Эти общие принципы стилизации, точнее, изображения чужих культурно-психологических комплексов находят свое место в поэмах зрелого Лермонтова. Так, в «Беглеце» (конец 1830-х гг.), передавая «горскую легенду», Лермонтов избегает насыщения ее реалиями и ориента-лизмами, стремясь воспроизвести прежде всего национально и социально обусловленные формы мышления и поведения: знаменательно, что в концовке поэмы нравственная оценка беглеца-преступника дана с «чужой», «неевропейской» точки зрения на этические нормы. Этнический фон поэмы приглушен, нейтрален, и на нем появляются лишь отдельные общепонятные указатели «восточного стиля» (упоминание «о пророке» и т. д.); объективированно, от имени повествователя, сообщаются и религиозные мусульманские представления, и народные поверья: «Душа его от глаз пророка / Со страхом удалилась прочь; / И тень его в горах Востока / Поныне бродит в темну ночь». (В авторской речи «Демона», однако, «восточный стиль» появляется без особой мотивировки — «Клянусь полночною звездой…».)
Иные задачи решает Лермонтов с помощью стилизации в поздней «ориентальной» лирике, где устанавливается сложное соотношение между речью автора, его же несобственно-прямой речью и речью персонажей. Так, в «Споре» панорама «Востока», развернутая в «речи» Казбека, сливается с непосредственно авторской речью; в «восточном сказании» «Три пальмы» ориентальный стиль создается лишь темой, отдельными лексико-фразеологическими вкраплениями (ср. упоминание «фариса», отсылающее к знаменитому одноименному стихотворению А. Мицкевича) и, быть может, строфикой, которая после «Песни араба над могилою коня» Мильвуа — Жуковского и IX «Подражания Корану» Пушкина воспринималась как «восточная». Детализированная же картина движения и остановки каравана, не говоря о проблематике баллады, скорее свидетельствовала о «европейской» точке зрения наблюдателя: ср. прямо противоположный принцип «быстрого», «незаинтересованного» повествования в «Ашик-Керибе», где выдерживается точка зрения «турецкого» сказителя. В балладе «Тамара» элементы стилизации почти неощутимы. Во всех этих стихотворениях, которые должны были, по-видимому, войти в цикл «Восток», наиболее существенна стилизация представлений, с точки зрения Лермонтова специфических для «восточного сознания», стилизация, подчиненная, однако, выражению авторского мира и авторской системе оценок, включенная и даже иногда растворенная в них. Аналогичным, хотя и не тождественным образом строит Лермонтов и свои поздние стихи, ориентированные на русский фольклор («Узник», «Соседка»); в «Казачьей колыбельной песне» (1840) отсутствует прямая имитация фольклорных образцов и центр тяжести переносится на психологию поющей (что не свойственно народной поэзии).

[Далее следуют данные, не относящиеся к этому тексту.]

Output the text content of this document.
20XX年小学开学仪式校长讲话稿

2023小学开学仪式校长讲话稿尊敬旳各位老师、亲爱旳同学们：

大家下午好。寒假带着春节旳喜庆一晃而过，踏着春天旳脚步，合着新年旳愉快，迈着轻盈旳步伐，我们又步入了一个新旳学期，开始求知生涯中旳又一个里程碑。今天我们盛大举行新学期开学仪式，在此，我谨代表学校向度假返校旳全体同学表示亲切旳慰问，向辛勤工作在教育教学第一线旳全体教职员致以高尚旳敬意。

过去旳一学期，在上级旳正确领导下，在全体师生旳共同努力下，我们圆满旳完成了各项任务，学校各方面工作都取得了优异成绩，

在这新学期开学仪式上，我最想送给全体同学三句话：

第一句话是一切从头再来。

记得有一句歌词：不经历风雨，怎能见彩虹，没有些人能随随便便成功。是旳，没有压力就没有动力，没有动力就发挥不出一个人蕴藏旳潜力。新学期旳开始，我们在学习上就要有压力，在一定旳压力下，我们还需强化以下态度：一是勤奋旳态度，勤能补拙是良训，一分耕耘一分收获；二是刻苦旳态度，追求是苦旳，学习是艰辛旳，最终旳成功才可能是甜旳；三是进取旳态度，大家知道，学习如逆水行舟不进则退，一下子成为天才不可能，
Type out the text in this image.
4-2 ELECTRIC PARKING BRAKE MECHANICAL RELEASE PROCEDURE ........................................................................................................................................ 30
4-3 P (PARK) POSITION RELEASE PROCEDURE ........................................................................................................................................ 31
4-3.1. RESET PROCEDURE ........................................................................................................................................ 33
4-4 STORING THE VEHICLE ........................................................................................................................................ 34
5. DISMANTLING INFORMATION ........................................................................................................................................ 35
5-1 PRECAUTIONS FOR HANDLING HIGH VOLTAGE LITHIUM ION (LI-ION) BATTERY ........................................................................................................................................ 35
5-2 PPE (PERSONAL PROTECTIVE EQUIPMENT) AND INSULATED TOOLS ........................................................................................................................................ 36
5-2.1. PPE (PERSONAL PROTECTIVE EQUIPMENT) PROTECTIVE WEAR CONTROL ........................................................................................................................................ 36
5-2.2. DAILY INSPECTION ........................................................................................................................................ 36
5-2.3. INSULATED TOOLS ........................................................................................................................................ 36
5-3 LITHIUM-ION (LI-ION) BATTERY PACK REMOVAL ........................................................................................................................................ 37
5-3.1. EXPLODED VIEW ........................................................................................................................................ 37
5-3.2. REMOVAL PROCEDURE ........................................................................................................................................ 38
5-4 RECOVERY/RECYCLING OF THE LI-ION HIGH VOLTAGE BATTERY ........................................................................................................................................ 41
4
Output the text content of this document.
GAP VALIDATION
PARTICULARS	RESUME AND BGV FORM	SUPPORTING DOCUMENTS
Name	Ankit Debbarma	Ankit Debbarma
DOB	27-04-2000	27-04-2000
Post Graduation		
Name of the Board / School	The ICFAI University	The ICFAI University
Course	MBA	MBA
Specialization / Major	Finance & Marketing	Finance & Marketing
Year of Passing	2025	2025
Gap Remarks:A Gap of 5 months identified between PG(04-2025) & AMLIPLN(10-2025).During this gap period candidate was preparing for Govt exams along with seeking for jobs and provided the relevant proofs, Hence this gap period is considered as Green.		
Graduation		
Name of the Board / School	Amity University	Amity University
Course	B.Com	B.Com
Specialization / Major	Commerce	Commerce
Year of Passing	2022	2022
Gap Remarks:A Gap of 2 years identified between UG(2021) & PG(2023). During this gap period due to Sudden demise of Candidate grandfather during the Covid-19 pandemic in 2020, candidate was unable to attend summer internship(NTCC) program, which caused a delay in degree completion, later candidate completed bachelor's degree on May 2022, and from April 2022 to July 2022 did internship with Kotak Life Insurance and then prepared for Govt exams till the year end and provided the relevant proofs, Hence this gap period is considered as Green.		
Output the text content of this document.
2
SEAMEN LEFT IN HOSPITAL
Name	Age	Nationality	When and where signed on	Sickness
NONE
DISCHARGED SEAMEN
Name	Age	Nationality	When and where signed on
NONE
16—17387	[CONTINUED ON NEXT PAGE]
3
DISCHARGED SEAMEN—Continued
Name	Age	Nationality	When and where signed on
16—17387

Яркий пример расширения сказа в лирике Лермонтова последних лет — баллада «Свиданье» (1841), где создан богатый и гибкий стилевой диапазон: от мелодраматических «цитат», характеризующих строй чувств героя, видимо, армейского офицера («Прочь, прочь, слеза позорная, / Кипи, душа моя! / Твоя измена черная / Понятна мне, змея!»), — до «авторского» лирического пейзажа, переданного в образно-стилистических формах, внеположных сознанию героя («Сады благоуханием / Наполнились живым, / Тифлис объят молчанием, / В ущелье мгла и дым»). Динамический характер «голоса» автора и героев, взаимно перекрещивающихся, то сливающихся, то расходящихся, исключал возможность последовательной стилизации, иной раз создавая предпосылки для появления своеобразных «совмещенных» точек зрения: так, соблазняющий монолог Демона («Клянусь я первым днем творенья…») по мере развития художественной мысли начинает вбирать в себя авторские интонации, а его социально-философский «бунт против мироздания» — сливаться с мировоззренческой позицией самого автора. На этом пути лирического контрапункта растворяются и переосмысляются элементы стилизации, в целом в стилистической системе позднего Лермонтова занимающей хотя и существенное, но локальное и подчиненное место.